Coexistence and mitigation techniques
Coexistence and interference mitigation are mainly achieved through hardware design, protocol design, and deployment planning. Protocols use techniques like collision avoidance and frequency hopping.
Collision-avoidance algorithm is widely used in wireless systems like Wi-Fi and Wireless USB. Typically, the transmitter senses (listens) to the available channel before transmitting. The transmitter then chooses a (quiet) channel for transmission. If a channel becomes noisy, the transmitter stops and listens again. Collision avoidance can also be designed to prioritize one system over the other, like prioritizing radars operating in the 5 GHz band.
Different protocols divide the usable band into multiple channels, so each transmitter can use a separate channel without interfering with another protocol’s channel. (Fig. 2). Wi-Fi divides the 2.4 GHz ISM band into three non-overlapping channels with unusable guard bands between channels to protect against out-of-channel interference. As such, three Wi-Fi hubs can operate within the same area with no interference. Moreover, devices from other technologies, like Bluetooth, which divides the band into 40 channels, can coexist using bands free from Wi-Fi interference.
Figure 2. The 2.4 GHz ISM band channel division .
Devices employing this technology, like Bluetooth, continuously and pseudo-randomly change the channel used to minimize using channels overwhelmed with interference. As different devices in the area are constantly altering their frequency of operation, it is improbable that they will use the same frequencies for an extended period.

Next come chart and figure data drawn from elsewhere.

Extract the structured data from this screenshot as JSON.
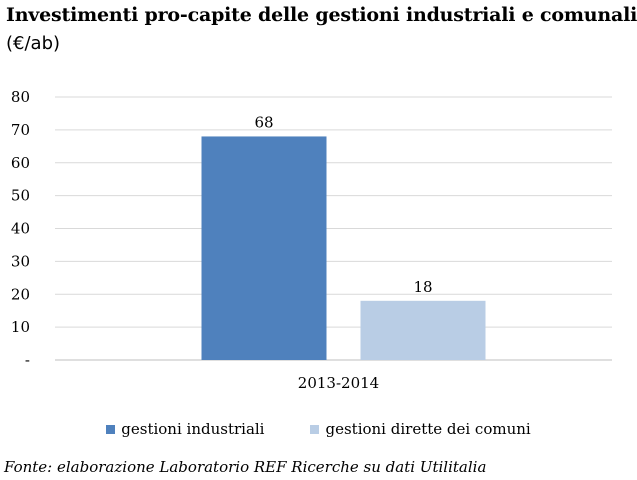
{
  "title": "Investimenti pro-capite delle gestioni industriali e comunali",
  "subtitle": "(€/ab)",
  "source": "Fonte: elaborazione Laboratorio REF Ricerche su dati Utilitalia",
  "chart_data": {
    "type": "bar",
    "title": "Investimenti pro-capite delle gestioni industriali e comunali",
    "ylabel": "",
    "xlabel": "",
    "categories": [
      "2013-2014"
    ],
    "series": [
      {
        "name": "gestioni industriali",
        "values": [
          68
        ],
        "color": "#4f81bd"
      },
      {
        "name": "gestioni dirette dei comuni",
        "values": [
          18
        ],
        "color": "#b9cde5"
      }
    ],
    "ylim": [
      0,
      80
    ],
    "yticks": [
      0,
      10,
      20,
      30,
      40,
      50,
      60,
      70,
      80
    ],
    "ytick_labels": [
      "-",
      "10",
      "20",
      "30",
      "40",
      "50",
      "60",
      "70",
      "80"
    ],
    "data_labels": [
      "68",
      "18"
    ],
    "grid": true,
    "legend_position": "bottom"
  }
}
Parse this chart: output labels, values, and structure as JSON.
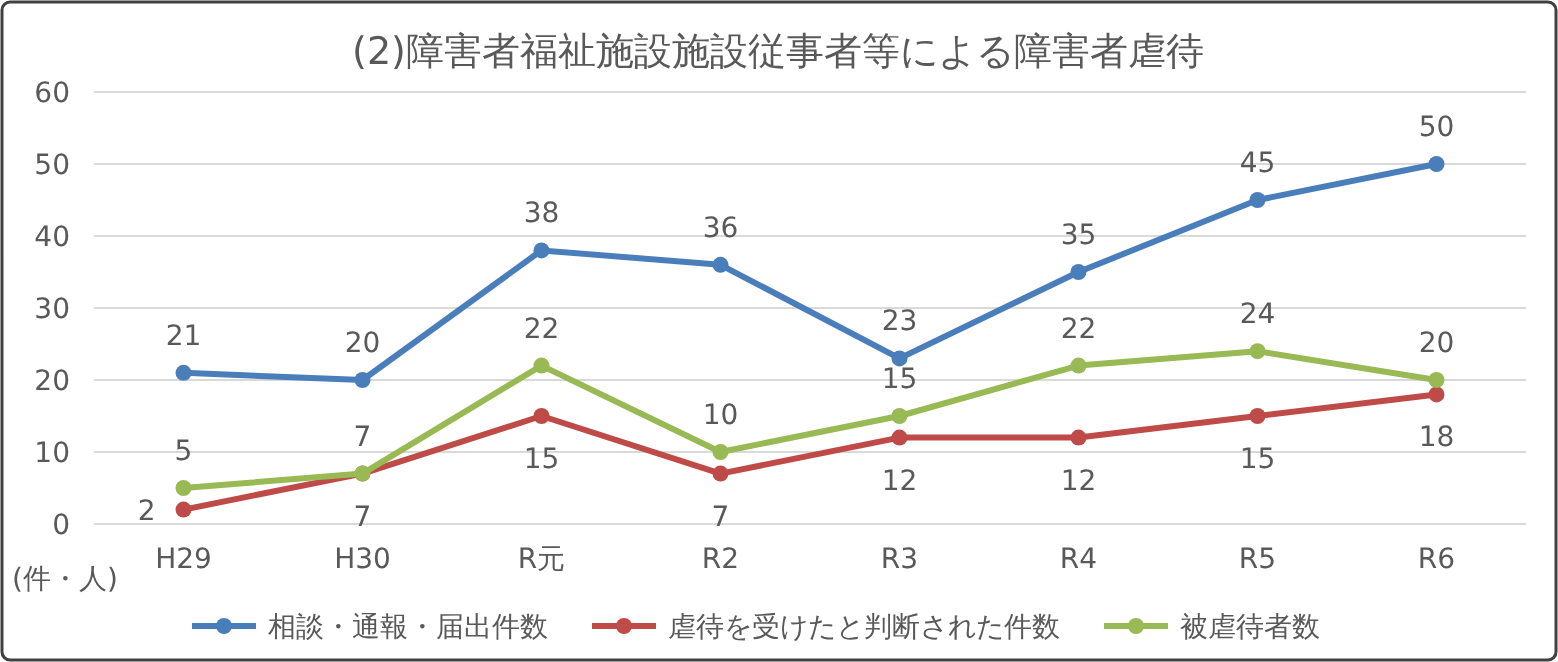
{
  "chart_data": {
    "type": "line",
    "title": "(2)障害者福祉施設施設従事者等による障害者虐待",
    "ylabel": "(件・人)",
    "categories": [
      "H29",
      "H30",
      "R元",
      "R2",
      "R3",
      "R4",
      "R5",
      "R6"
    ],
    "series": [
      {
        "name": "相談・通報・届出件数",
        "color": "#4a7ebb",
        "values": [
          21,
          20,
          38,
          36,
          23,
          35,
          45,
          50
        ]
      },
      {
        "name": "虐待を受けたと判断された件数",
        "color": "#be4b48",
        "values": [
          2,
          7,
          15,
          7,
          12,
          12,
          15,
          18
        ]
      },
      {
        "name": "被虐待者数",
        "color": "#98b954",
        "values": [
          5,
          7,
          22,
          10,
          15,
          22,
          24,
          20
        ]
      }
    ],
    "ylim": [
      0,
      60
    ],
    "yticks": [
      0,
      10,
      20,
      30,
      40,
      50,
      60
    ],
    "grid": "y",
    "legend": "bottom",
    "marker": "circle",
    "line_style": "solid",
    "data_labels": true
  }
}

Dynamic Frequency Selection (DFS)
The regulations mandate that the technologies using the newer 5 GHz band employ channel sensing technologies, like collision avoidance, that are dedicated to detecting radars operating in the area. Since the 5 GHz band is already in use for military applications, channels deemed used by local radars are blocked by the DFS, which moves to other channels.
Electromagnetic waves’ power fades with distance. The power deteriorates faster if there are obstacles in the wave path. Generally, the same channel can be reused if there is enough distance or enough barriers that separate the coverage areas with minimal interference between the communicating parties.

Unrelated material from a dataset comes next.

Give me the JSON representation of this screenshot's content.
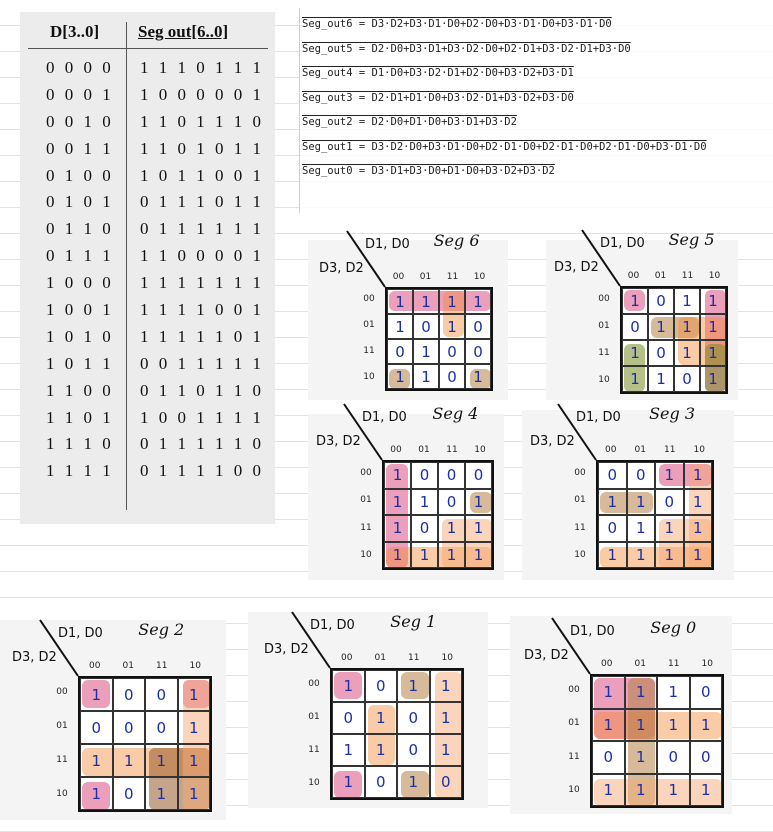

All the techniques described are good at reducing interference. However, they might be unable to eliminate it. The reasons are that some devices have no interference coexistence techniques, like radars and amateur radio and the complexity of detecting and achieving zero interference. A good radio frequency planning and device deployment plan can immensely reduce interference. This is done by studying the environment, choosing suitable devices and manufacturers, and choosing the right locations for installations to achieve the best coverage with minimal interference. Some error correction technologies have been developed to overcome the effects of interference and noise in the system. Unfortunately, these techniques affect the data transmission rate. Consequently, interference should be eliminated as much as possible.